What do you guys think of having the absolute minimum page with inlined everything (even images) that just shows a simple progress bar - it loads the rest of CSS/JS/whatever.

I've done it once for a large front end app, and it worked pretty well - the user gets an almost instant webpage and sees that the stuff is loading.


I would greatly prefer you make websites that don't require progress bars.


Browser progress bars are hardly reliable though.

IE's can get to ~80% before a single byte is received.


You are duplicating the 'loading' indicators in the browser.


It helps mobile users determine if their connection is simply slow or completely timed out.

If I don't see even a loading screen, I assume my connection is bad and reload, instead of giving it a bunch of time to load absolutely everything.


I'd prefer if it had text I could read while I'm waiting for your 1000x1000 background image to load.


Gmail greats us with a loading indicator like that.

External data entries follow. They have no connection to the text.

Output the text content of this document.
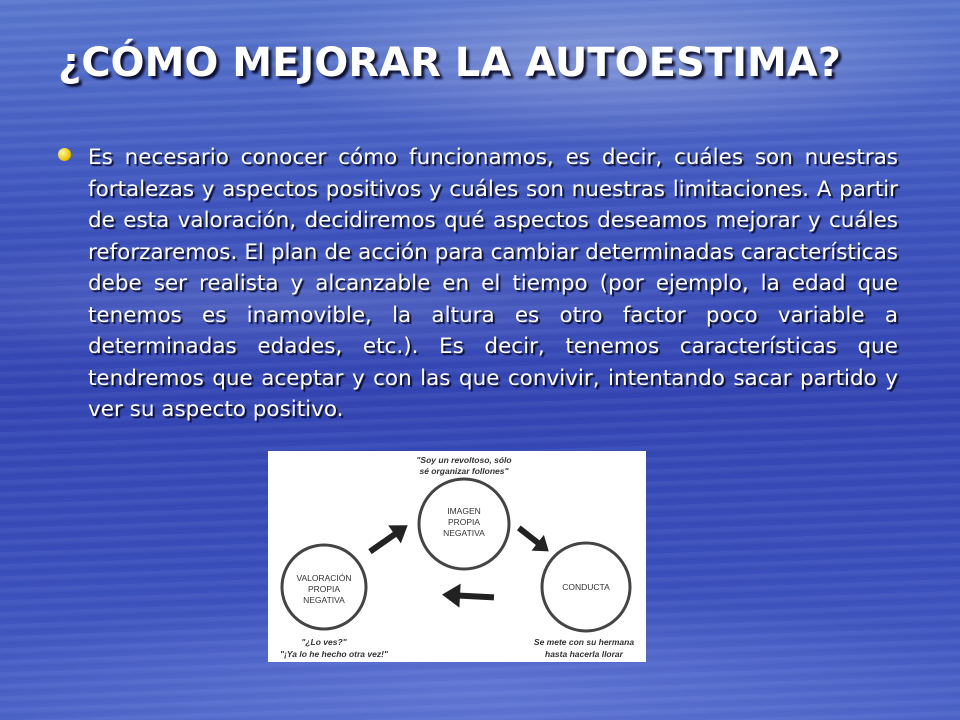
¿CÓMO MEJORAR LA AUTOESTIMA?

Es necesario conocer cómo funcionamos, es decir, cuáles son nuestras fortalezas y aspectos positivos y cuáles son nuestras limitaciones. A partir de esta valoración, decidiremos qué aspectos deseamos mejorar y cuáles reforzaremos. El plan de acción para cambiar determinadas características debe ser realista y alcanzable en el tiempo (por ejemplo, la edad que tenemos es inamovible, la altura es otro factor poco variable a determinadas edades, etc.). Es decir, tenemos características que tendremos que aceptar y con las que convivir, intentando sacar partido y ver su aspecto positivo.

"Soy un revoltoso, sólo
sé organizar follones"
IMAGEN
PROPIA
NEGATIVA
CONDUCTA
VALORACIÓN
PROPIA
NEGATIVA
"¿Lo ves?"
"¡Ya lo he hecho otra vez!"
Se mete con su hermana
hasta hacerla llorar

Only works if you can play tetris while you wait


One issue is that you should not use any compression (http or tls) on a request/response with any sensitive info, such as session ids or csrf tokens (see beast, crime attacks).

It's easy to turn off compression on your www domain and turn it on on your cdn domain.

So now you're not compressing your css, which would slow the response time, but by how much I can't say. You could still use css minification.


you're confusing content compression with header compression. it's fine to pre-gzip your css before serving it over http or tls.


HTTP compression is simply not safe on your main web domain: http://security.stackexchange.com/questions/20406/is-http-co...

What I was trying to say is that, if you're security conscious, and running a CDN anyway, it might not be worth the risk to allow (selective) HTTP compression on your main web domain. It would be safer to disable it completely.


> Here’s the rub: when you put CSS (a static resource) on a cookieless domain, you incur an additional DNS lookup and TCP connection before you start downloading it. Even worse, if your site is served over HTTPS you spend another 1-2 round trips on TLS negotiation

Unless you're using SPDY, using a different domain doesn't add any more TLS overhead than using the same domain, right? I didn't think that browsers reuse connections to the same server.


>Unless you're using SPDY, using a different domain doesn't add any more TLS overhead than using the same domain, right? I didn't think that browsers reuse connections to the same server.

This isn't new to SPDY: HTTP/1.1 has keep-alive.


You're right, I was confusing keep-alive with pipelining, which browsers typically don't support.